The Monetary Policy Committee (MPC) has increased its repo rate by 25 basis points with effect from 27 January 2023. The revised repurchase rate hike brings the repo rate to 7.25%.

Source: World Economic Forum. Lesetja Kganyago, South African Reserve Bank governor, seen here last week at the Davos 2023, World Economic Forum annual meeting in Switzerland.

This was the message of the South African Reserve Bank (Sarb) governor, Lesetja Kganyago at today's official public repo-rate announcement.

Just four months ago the MPC's last repo-rate was hiked by 75 basis points.

The news comes on the back of South Africa's rising inflationary pressure from loadshedding, high food and transport costs, and no end in sight to the Russia/Ukraine conflict.

Three members of the MPC committee preferred the announced increase, two members preferred a 50 basis points' increase.

Economists had widely predicted an increase of 50 basis points from the MPC in January, however, today's announcement is attributed to the surprise decrease in the consumer price index (CPI).

According to data released by Statistics South Africa consumer price inflation (CPI) fell to 7.2% year-on-year in December, down from 7.4% the previous month.

"The revised repurchase rate remains supportive of credit demand in the near term while raising rates to levels more consistent with the current view of inflation and risks to it," Kganyago said.

The aim of policy, he added, is to anchor inflation expectations more firmly around the midpoint of the target band and to increase confidence of attaining the inflation target sustainably over time.

Guiding inflation back to the midpoint of the target band can reduce the economic cost of high inflation and aim to lower interest rates in the future, he said.

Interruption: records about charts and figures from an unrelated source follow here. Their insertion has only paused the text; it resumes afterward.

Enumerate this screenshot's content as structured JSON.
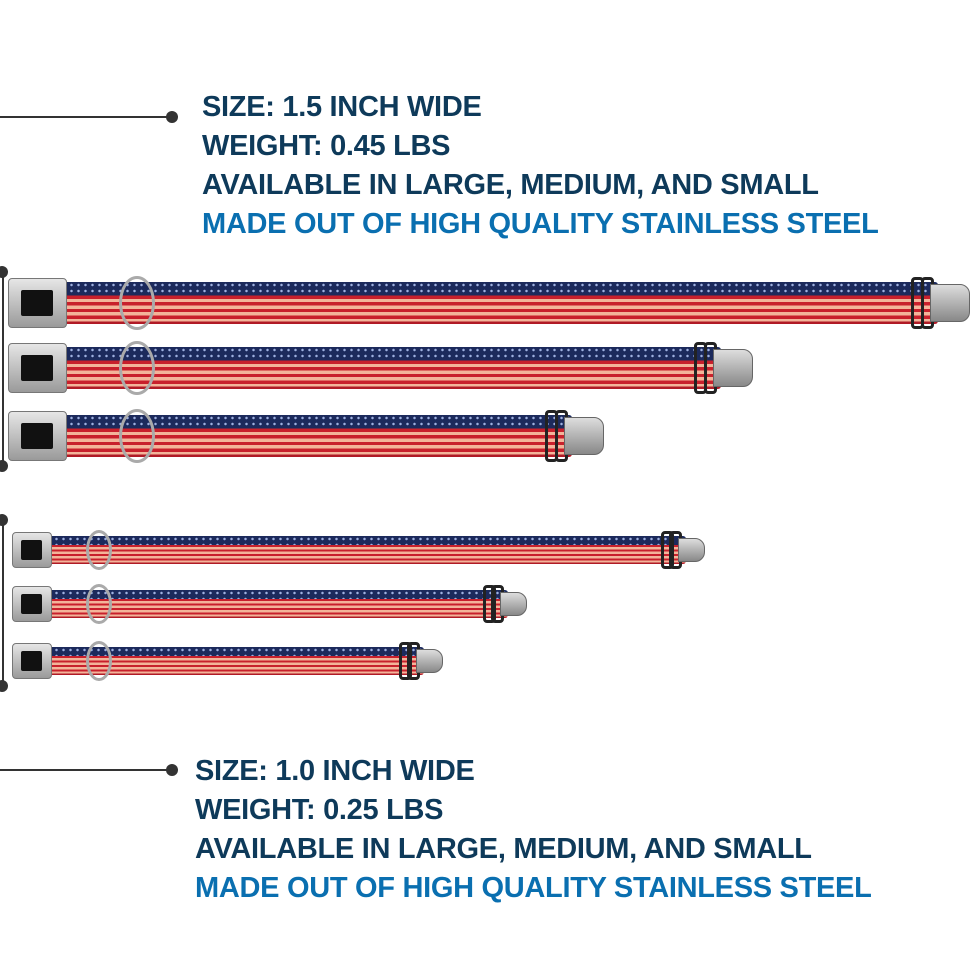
{
  "wide": {
    "size": "SIZE: 1.5 INCH WIDE",
    "weight": "WEIGHT: 0.45 LBS",
    "available": "AVAILABLE IN LARGE, MEDIUM, AND SMALL",
    "material": "MADE OUT OF HIGH QUALITY STAINLESS STEEL"
  },
  "narrow": {
    "size": "SIZE: 1.0 INCH WIDE",
    "weight": "WEIGHT: 0.25 LBS",
    "available": "AVAILABLE IN LARGE, MEDIUM, AND SMALL",
    "material": "MADE OUT OF HIGH QUALITY STAINLESS STEEL"
  },
  "colors": {
    "text": "#0e3a5a",
    "highlight": "#0a6fb0",
    "navy": "#1c2a5c",
    "red": "#c8202c"
  }
}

"Achieving a prudent public debt level, increasing the supply of energy, moderating administered price inflation and keeping wage growth in line with productivity gains would enhance the effectiveness of monetary policy and its transmission to the broader economy."

"Monetary policy decisions will continue to be data dependent and sensitive to the balance of risks to the outlook. The MPC will seek to look through temporary price shocks and focus on potential second-round effects and the risks of de-anchoring inflation expectations. The bank will continue to closely monitor funding markets for stress."

Economic and financial conditions are expected to remain more volatile for the foreseeable future.